Before playing it, confirm the captured piece is not bait. If the opponent can answer the revealed attack with a stronger tactic, the discovery may fail.
Discovered Attack With Mate Threat
Sometimes the moving piece does not attack material. It threatens checkmate.
That can be stronger.
If one piece threatens mate and the uncovered piece attacks the queen, your opponent may have no good way to handle both.
How to Avoid Getting Hit by Discovered Attacks
The defensive habit is simple:
Before your opponent moves a blocking piece, notice what is behind it.
Look for enemy batteries:
- bishop lined up behind knight
- rook lined up behind bishop or knight
- queen lined up behind a minor piece
- rook staring through a file toward your king
- bishop staring through a diagonal toward your queen
Then ask:
- Can the front piece move with check?
- Can the front piece attack my queen?
- Is my king on the same line as a rook, bishop, or queen?
- Is one of my valuable pieces sitting behind the line?
Many discovered attacks are preventable if you see the battery one move earlier.
Do Not Chase the Name Too Much
Beginners often ask whether a position is a discovered attack, a fork, a double attack, a discovered check, or something else.
The names are useful, but the board matters more.

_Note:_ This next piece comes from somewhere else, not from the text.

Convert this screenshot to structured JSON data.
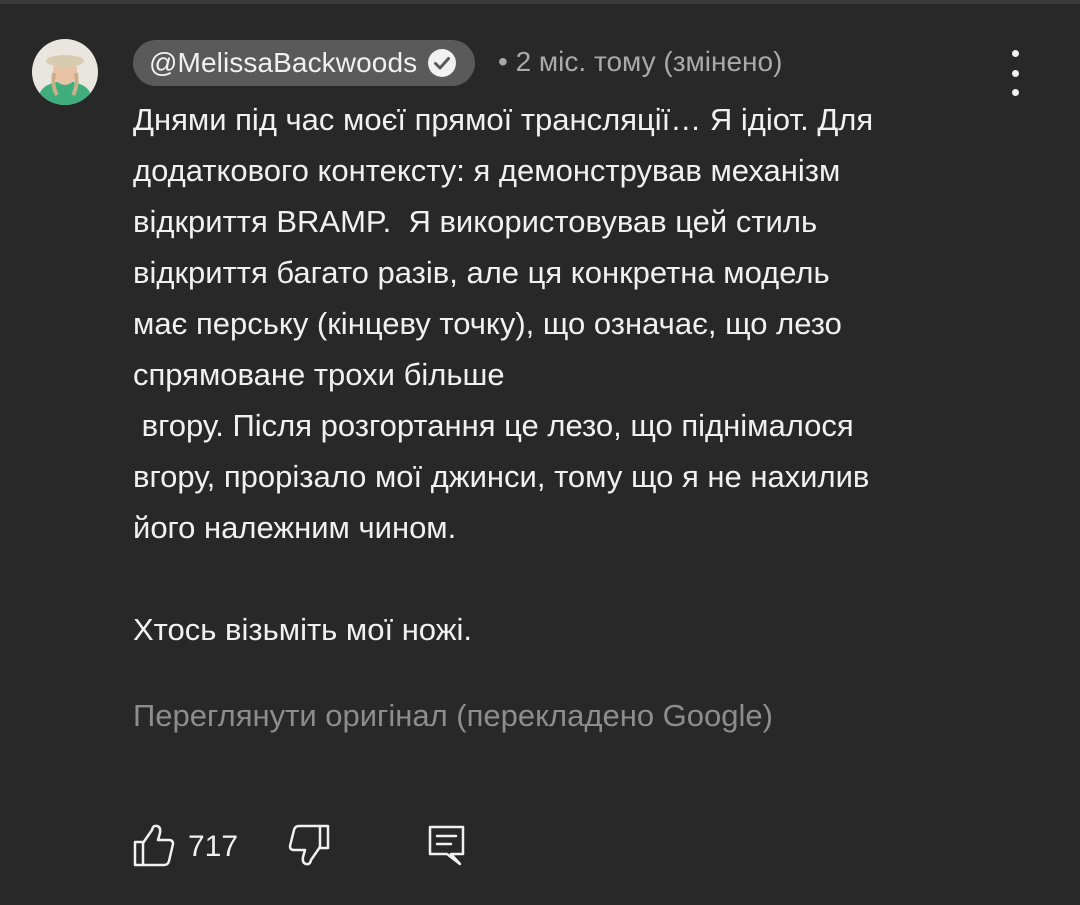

A tactic can have more than one label.
For example, a knight move can reveal a bishop attack on the queen while the knight also forks the king and rook. Is that a discovered attack or a fork?
It may be both.
The practical question is:
What are the threats, and can my opponent answer them?

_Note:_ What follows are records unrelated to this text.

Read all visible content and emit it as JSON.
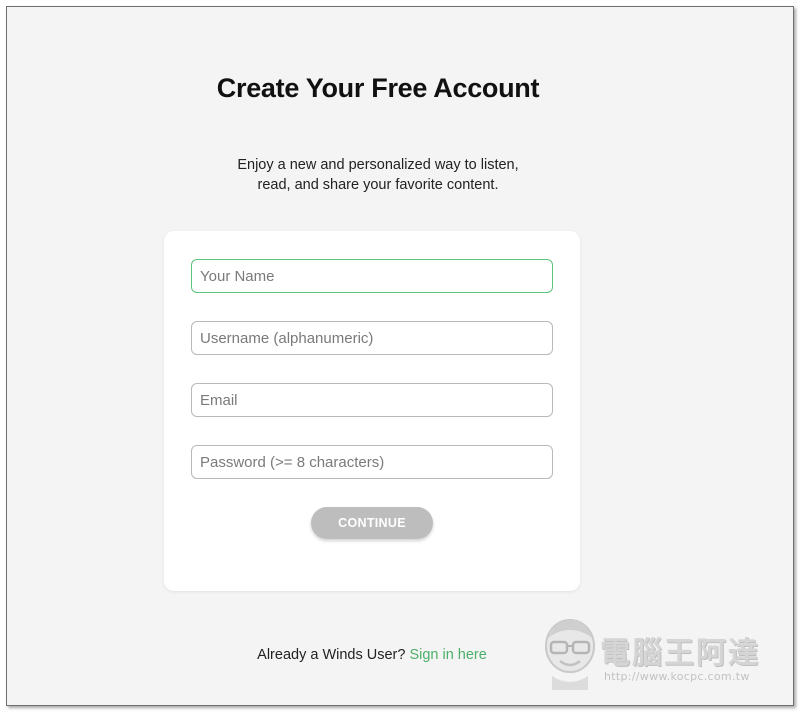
{
  "page": {
    "title": "Create Your Free Account",
    "subtitle_line1": "Enjoy a new and personalized way to listen,",
    "subtitle_line2": "read, and share your favorite content."
  },
  "form": {
    "name_placeholder": "Your Name",
    "username_placeholder": "Username (alphanumeric)",
    "email_placeholder": "Email",
    "password_placeholder": "Password (>= 8 characters)",
    "continue_label": "CONTINUE"
  },
  "footer": {
    "already_text": "Already a Winds User?",
    "signin_link": "Sign in here"
  },
  "watermark": {
    "text": "電腦王阿達",
    "url": "http://www.kocpc.com.tw"
  },
  "colors": {
    "background": "#f4f4f4",
    "card": "#ffffff",
    "focus_border": "#5cc47a",
    "link": "#4caf6a",
    "button_disabled": "#bdbdbd"
  }
}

If you can answer that, the label has done its job.
How to Practice Discovered Attacks
Start with labeled discovered-attack puzzles.
Your goal is to learn the shape:
- line piece
- blocking piece
- hidden target
- front-piece move with tempo
Once the pattern is familiar, switch to mixed puzzles.

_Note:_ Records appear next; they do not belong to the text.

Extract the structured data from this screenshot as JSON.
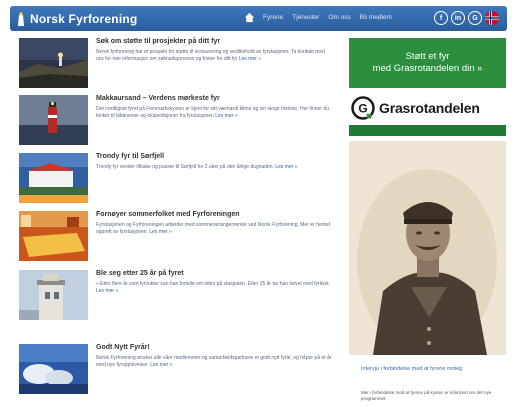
{
  "header": {
    "brand": "Norsk Fyrforening",
    "nav": [
      "Fyrene",
      "Tjenester",
      "Om oss",
      "Bli medlem"
    ],
    "social": [
      "f",
      "in",
      "G"
    ]
  },
  "articles": [
    {
      "title": "Søk om støtte til prosjekter på ditt fyr",
      "excerpt": "Norsk fyrforening har et prosjekt for støtte til restaurering og vedlikehold av fyrstasjoner. Ta kontakt med oss for mer informasjon om søknadsprosess og frister for ditt fyr",
      "more": "Les mer »",
      "thumb": "night-lighthouse"
    },
    {
      "title": "Makkaursand – Verdens mørkeste fyr",
      "excerpt": "Det nordligste fyret på Finnmarkskysten er kjent for sitt værhardt klima og sin lange historie. Her finner du lenker til bildeserier og ekspedisjoner fra fyrstasjonen",
      "more": "Les mer »",
      "thumb": "red-lighthouse"
    },
    {
      "title": "Trondy fyr til Sørfjell",
      "excerpt": "Trondy fyr vender tilbake og pusser til Sørfjell for 2 uker på den årlige dugnaden.",
      "more": "Les mer »",
      "thumb": "white-lighthouse"
    },
    {
      "title": "Fornøyer sommerfolket med Fyrforeningen",
      "excerpt": "Fyrstasjonen og Fyrforeningen arbeider med sommerarrangementer ved Norsk Fyrforening. Mer er hentet opprett av fyrstasjonen.",
      "more": "Les mer »",
      "thumb": "orange-room"
    },
    {
      "title": "Ble seg etter 25 år på fyret",
      "excerpt": "» Etter flere år som fyrvokter kan han fortelle om tiden på stasjonen. Etter 25 år tar han farvel med fyrlivet",
      "more": "Les mer »",
      "thumb": "stone-lighthouse"
    },
    {
      "title": "Godt Nytt Fyrår!",
      "excerpt": "Norsk Fyrforening ønsker alle våre medlemmer og samarbeidspartnere et godt nytt fyrår, og håper på et år med nye fyropplevelser.",
      "more": "Les mer »",
      "thumb": "cloudy-sea"
    }
  ],
  "sidebar": {
    "banner_line1": "Støtt et fyr",
    "banner_line2": "med Grasrotandelen din »",
    "grasrot_brand": "Grasrotandelen",
    "caption": "Intervju i forbindelse med at fyrene moteg",
    "caption_sub": "Mer i forbindelse med at fyrene på kysten er informert om det nye programmet."
  },
  "colors": {
    "header": "#2f68ad",
    "banner": "#2c8f3d",
    "title": "#333333",
    "link": "#2c5f9e"
  }
}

Mixed puzzles are important because real games do not tell you the motif. You must notice the battery yourself.
A Discovered Attack Checklist
Use this during puzzles and games:
1. Are my bishop, rook, or queen blocked by one of my own pieces? 2. If the front piece moves, what does the back piece attack? 3. Can the front piece move with check, capture, or threat? 4. After the move, what are the two threats? 5. Can my opponent answer both threats at once? 6. Is there a stronger discovered check or double check? 7. Am I missing the opponent's discovered attack against me?
This checklist is short enough to use over the board and specific enough to change what you see.
The Lesson
Discovered attacks teach an important tactical skill:
Do not only look at the piece that moves.
Look at the lines that open after it moves.
When a front piece moves with tempo and reveals a bishop, rook, or queen behind it, the board can change instantly. Your opponent may be forced to answer one threat while the other one wins material or checkmates.
That is the power of the discovered attack.
Learn the shape, practice the motif, then test yourself in mixed puzzles until you can see the hidden line before it opens.